Seite drucken
Schwäbisch Hall

Stadt gedenkt der Opfer des Hessentaler Todesmarsches 1945

Artikel vom 04.04.2020

Anlässlich des 75. Jahrestages des Hessentaler Todesmarsches, in dessen Verlauf im April 1945 schätzungsweise 150 bis 200 Menschen getötet wurden, legte Oberbürgermeister Hermann-Josef Pelgrim am 5. April gemeinsam mit Folker Förtsch von der Initiative KZ-Gedenkstätte Hessental einen Kranz auf dem jüdischen Friedhof in Steinbach nieder.
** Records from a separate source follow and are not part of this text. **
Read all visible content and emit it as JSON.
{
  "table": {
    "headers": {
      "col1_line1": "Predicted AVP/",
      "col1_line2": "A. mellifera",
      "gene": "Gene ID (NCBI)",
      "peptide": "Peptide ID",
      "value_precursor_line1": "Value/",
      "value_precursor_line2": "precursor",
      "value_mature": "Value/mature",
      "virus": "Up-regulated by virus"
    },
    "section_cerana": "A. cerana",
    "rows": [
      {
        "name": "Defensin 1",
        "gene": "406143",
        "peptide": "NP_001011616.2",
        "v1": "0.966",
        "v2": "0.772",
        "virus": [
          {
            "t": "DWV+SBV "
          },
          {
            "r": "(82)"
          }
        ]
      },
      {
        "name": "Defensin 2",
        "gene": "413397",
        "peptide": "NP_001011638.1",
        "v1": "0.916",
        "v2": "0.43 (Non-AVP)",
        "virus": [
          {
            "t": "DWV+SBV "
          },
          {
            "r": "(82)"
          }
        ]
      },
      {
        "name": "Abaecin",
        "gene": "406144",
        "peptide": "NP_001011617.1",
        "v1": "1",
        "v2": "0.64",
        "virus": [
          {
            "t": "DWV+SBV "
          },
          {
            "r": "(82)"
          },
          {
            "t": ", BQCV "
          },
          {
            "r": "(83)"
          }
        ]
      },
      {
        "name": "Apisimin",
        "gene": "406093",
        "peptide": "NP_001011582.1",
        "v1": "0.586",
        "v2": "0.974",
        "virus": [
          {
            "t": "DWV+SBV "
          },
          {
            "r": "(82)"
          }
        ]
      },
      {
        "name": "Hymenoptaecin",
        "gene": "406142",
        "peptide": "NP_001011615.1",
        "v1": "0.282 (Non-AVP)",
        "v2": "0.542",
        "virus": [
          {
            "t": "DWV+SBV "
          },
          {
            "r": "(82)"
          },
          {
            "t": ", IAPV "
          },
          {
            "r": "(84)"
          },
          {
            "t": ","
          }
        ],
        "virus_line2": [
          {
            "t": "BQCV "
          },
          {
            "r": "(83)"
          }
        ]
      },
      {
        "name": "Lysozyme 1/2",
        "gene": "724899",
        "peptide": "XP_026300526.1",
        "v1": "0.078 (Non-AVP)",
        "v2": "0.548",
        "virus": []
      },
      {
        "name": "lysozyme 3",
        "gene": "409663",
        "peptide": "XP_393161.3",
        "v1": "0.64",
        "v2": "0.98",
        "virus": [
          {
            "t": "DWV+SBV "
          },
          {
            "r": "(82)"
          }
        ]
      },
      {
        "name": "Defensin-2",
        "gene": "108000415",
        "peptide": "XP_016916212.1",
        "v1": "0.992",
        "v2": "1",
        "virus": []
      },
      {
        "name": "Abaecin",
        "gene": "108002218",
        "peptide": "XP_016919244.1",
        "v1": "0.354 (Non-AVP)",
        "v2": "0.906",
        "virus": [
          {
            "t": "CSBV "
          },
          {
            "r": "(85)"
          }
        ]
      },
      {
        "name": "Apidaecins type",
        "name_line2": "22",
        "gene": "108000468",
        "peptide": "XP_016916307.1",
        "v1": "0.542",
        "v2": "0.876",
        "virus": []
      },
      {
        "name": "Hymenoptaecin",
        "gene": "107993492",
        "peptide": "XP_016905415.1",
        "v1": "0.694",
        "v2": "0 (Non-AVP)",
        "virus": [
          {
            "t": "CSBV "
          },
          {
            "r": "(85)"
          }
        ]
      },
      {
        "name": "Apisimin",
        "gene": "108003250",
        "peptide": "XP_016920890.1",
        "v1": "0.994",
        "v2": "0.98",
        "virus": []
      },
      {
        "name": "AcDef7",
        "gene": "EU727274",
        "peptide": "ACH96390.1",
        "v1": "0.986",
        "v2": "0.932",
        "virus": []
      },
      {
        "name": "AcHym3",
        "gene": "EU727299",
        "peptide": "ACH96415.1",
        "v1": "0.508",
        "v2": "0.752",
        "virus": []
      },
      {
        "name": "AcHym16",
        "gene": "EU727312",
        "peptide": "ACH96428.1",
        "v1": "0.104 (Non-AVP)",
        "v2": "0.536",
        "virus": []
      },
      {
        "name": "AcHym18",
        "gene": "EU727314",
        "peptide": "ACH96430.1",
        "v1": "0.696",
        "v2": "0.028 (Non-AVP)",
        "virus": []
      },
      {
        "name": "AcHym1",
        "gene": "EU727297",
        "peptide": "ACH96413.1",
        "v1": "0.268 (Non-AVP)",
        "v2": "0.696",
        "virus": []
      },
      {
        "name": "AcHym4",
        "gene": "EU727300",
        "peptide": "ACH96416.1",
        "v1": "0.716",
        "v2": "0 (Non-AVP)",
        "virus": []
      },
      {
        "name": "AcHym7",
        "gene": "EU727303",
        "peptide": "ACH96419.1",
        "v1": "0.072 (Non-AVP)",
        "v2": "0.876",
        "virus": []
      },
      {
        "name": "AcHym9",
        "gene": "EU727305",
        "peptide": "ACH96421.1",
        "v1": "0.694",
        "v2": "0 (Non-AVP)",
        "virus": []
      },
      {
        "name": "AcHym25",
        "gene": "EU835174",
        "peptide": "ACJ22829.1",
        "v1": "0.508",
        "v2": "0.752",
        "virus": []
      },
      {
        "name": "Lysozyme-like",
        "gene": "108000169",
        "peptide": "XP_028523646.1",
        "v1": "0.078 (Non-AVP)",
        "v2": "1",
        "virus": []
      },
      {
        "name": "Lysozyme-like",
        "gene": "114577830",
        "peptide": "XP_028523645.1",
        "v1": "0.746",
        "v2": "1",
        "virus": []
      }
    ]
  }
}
Im Gedenken an die Opfer erklärt Pelgrim:

„Nach Jahren der Diskriminierung, der Entrechtung, der Verfolgung und der Folter, nach Monaten der Zwangsarbeit in Hessental wurden am 5. April 1945 die rund 700 Gefangenen des Konzentrationslagers Hessental nach Osten getrieben. Schätzungsweise wischen 150 und 200 Menschen wurden von den Wachmannschaften erschossen, erschlagen oder durch zuvor bewusst herbeigeführte Entkräftung und Krankheiten getötet.

75 Jahre später gedenken wir der Opfer dieses Verbrechens. Und wir müssen für dieses Gedenken Worte finden, wo Worte letztlich nur versagen können. Wie soll man es in Worte fassen, das unsägliche Leid, das in dieser Zeit von Menschen über Menschen gebracht wurde?

Und doch sind wir verpflichtet, gerade an solchen Tagen zu sprechen. Als Erinnerung an die Ermordeten, aber auch als Mahnung an uns Lebende, die nur heißen kann: Nie wieder! Nie wieder dürfen wir es zulassen, dass das Gift des Rassismus und des Antisemitismus sich in unserer Gesellschaft ausbreitet, dass Rechtsextremisten und Faschisten einen Resonanzboden für ihre menschenverachtendes Weltbild finden.

Die Kenntnis der historischen Fakten, das Wissen um die Verbrechen ist dabei das eine. Die Qualen der Opfer mit dem Herzen zu erfassen ist die größere Aufgabe, zumal mit den Jahren immer weniger Überlebende Zeugnis ablegen können, und das Gedenken mit zunehmendem zeitlichen Abstand Gefahr läuft, als bloßes Ritual wahrgenommen zu werden.

Mein Dank gilt an dieser Stelle der Initiative KZ-Gedenkstätte Hessental, die mit ihrem Engagement dazu beiträgt, nicht nur historisches Wissen, sondern auch emotionale Betroffenheit zu vermitteln. Damit wir das Leiden nicht vergessen. Damit wir die Opfer nicht vergessen. Und damit wir nicht vergessen, dass wir wachsam sein müssen, jeden Tag.

Das fängt schon bei Worten an. Das Leid der Juden und anderer verfolgten Gruppen begann ja nicht damit, dass aus heiterem Himmel Konzentrationslager aus dem Boden gestampft worden wären. Es begann mit Verächtlichmachung, mit Stigmatisierung, mit verbaler Erniedrigung. Wo immer wir solche Tendenzen wahrnehmen, wo eine erinnerungspolitische Wende gefordert oder die Grenze des Sagbaren Stück um Stück verschoben wird, sind wir als Gesellschaft gefordert, laut und vernehmlich Einhalt zu gebieten.

Wir verneigen uns heute in Trauer vor den Opfern des Hessentaler Todesmarsches. Sie sind Teil der Geschichte Schwäbisch Halls – so schmerzlich und beschämend die Erinnerung an ihre Ermordung für uns auch sein mag.

Mögen Friede, Solidarität, Respekt und die Achtung der Menschenrechte die Zukunft bestimmen!"